—Je veux parler de ce jeune homme qui vous est venu de la part de la reine de Navarre. Celui-là, monsieur, est un de ces implacables ennemis dont je vous parlais, peut-être le plus acharné, le plus terrible de tous, parce qu'il agit dans l'ombre et ne frappe qu'à coup sûr... Celui-là me fait peur, monsieur... non pour moi, hélas! j'ai fait le sacrifice de ma vie... mais pour mon pauvre enfant... votre roi!

Pardaillan s'était pour ainsi dire ramassé sur lui-même.

Son rêve d'un duel où il était le champion d'une reine et d'une mère, ce rêve tombait, et il entrevoyait de sinistres réalités.

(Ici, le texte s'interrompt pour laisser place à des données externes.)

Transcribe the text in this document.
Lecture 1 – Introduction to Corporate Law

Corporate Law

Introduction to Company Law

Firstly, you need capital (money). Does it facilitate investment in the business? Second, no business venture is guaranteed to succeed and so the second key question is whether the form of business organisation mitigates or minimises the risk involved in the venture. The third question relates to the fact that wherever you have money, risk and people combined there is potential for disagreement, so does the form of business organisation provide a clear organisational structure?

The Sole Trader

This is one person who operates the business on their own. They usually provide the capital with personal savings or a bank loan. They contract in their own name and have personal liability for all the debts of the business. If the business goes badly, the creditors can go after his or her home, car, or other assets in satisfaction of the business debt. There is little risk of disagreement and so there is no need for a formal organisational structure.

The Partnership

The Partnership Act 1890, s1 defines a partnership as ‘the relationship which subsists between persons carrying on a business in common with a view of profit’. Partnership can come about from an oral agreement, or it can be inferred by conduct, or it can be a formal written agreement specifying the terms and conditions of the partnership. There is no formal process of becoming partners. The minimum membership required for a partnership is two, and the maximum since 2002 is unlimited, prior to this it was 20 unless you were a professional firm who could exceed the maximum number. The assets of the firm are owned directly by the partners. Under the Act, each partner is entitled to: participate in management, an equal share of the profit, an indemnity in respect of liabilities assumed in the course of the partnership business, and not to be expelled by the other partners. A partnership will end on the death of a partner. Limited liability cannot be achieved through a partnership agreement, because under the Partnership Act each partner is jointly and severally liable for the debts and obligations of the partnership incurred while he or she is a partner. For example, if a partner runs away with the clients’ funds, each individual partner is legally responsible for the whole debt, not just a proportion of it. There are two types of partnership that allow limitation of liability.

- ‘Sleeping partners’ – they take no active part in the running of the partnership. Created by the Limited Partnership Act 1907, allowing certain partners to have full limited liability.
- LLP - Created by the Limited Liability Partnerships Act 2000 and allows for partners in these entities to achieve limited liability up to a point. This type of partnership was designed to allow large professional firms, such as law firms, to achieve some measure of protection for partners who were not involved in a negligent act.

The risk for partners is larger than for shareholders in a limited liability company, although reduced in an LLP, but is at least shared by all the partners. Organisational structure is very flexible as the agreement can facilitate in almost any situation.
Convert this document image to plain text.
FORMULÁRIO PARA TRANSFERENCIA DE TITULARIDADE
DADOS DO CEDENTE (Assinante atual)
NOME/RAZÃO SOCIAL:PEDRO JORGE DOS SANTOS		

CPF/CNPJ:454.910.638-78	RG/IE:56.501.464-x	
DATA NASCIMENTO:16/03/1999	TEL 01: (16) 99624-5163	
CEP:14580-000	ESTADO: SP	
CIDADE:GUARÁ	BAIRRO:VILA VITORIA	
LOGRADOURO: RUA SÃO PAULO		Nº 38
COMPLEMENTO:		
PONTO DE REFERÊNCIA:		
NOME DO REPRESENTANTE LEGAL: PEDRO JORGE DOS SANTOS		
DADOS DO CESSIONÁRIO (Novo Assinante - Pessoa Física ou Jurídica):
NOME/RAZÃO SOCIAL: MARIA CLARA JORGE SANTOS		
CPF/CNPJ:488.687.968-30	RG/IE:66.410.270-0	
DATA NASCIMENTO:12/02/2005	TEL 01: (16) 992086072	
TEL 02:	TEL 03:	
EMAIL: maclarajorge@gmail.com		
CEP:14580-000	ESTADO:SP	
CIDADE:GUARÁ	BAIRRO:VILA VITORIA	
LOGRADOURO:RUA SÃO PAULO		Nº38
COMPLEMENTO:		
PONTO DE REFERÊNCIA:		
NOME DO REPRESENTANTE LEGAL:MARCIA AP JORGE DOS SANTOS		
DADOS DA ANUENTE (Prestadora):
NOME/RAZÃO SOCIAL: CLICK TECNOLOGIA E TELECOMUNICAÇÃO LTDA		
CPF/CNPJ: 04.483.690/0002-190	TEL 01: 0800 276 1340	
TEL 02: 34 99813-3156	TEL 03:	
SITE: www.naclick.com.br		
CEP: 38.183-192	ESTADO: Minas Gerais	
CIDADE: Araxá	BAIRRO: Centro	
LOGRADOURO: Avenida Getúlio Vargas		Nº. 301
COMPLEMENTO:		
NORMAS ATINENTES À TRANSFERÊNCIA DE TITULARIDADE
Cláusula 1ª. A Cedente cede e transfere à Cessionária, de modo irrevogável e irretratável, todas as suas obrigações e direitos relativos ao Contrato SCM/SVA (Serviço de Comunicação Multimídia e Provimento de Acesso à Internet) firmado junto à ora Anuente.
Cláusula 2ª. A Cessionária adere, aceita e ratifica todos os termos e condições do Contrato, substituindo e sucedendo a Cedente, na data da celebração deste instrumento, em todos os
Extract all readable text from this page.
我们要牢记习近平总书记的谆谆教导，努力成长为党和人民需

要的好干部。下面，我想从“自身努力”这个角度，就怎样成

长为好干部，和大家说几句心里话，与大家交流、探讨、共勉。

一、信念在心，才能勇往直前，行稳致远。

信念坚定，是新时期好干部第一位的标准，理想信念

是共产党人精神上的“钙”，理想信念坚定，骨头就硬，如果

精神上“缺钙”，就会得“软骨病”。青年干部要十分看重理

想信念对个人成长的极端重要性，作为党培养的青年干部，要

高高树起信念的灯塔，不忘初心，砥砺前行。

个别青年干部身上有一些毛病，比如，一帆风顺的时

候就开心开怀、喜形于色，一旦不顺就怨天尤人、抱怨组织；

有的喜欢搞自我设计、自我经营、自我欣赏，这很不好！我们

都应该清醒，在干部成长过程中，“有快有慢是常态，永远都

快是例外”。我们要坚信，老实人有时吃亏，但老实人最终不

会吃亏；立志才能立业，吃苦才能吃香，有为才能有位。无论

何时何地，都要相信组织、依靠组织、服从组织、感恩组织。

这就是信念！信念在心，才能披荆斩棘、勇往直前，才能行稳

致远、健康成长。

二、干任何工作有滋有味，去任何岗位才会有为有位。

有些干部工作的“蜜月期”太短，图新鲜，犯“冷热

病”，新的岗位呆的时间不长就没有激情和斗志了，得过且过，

—Hésiteriez-vous, mon cher monsieur? fit la reine étonnée.

Et l'accent de sa voix était devenu si menaçant que le chevalier, plus que jamais, se redressa, se hérissa.

—Je n'hésite pas. Majesté, dit-il, je refuse.

Habituée à voir des échines courbées devant elle, à entendre des paroles balbutiantes, Catherine de Médicis eut un moment de profonde stupéfaction. Une légère rougeur qui monta à son visage blême indiqua à Ruggieri la fureur qui se déchaînait en elle. Mais Catherine était depuis longtemps habituée à dissimuler, elle qui dissimula toute sa vie.

—Vous nous donnerez au moins de bonnes raisons? fit-elle avec la même douceur.

—D'excellentes, madame, et qu'un grand coeur comme le vôtre comprendra à l'instant. L'homme dont parle Votre Majesté est venu chez moi et m'a appelé son ami; tant que cette amitié ne sera pas brisée par quelque acte vil, cet homme m'est sacré.

—Voilà, en effet, des raisons qui me convainquent, chevalier. Et comment s'appelle-t-il, votre ami?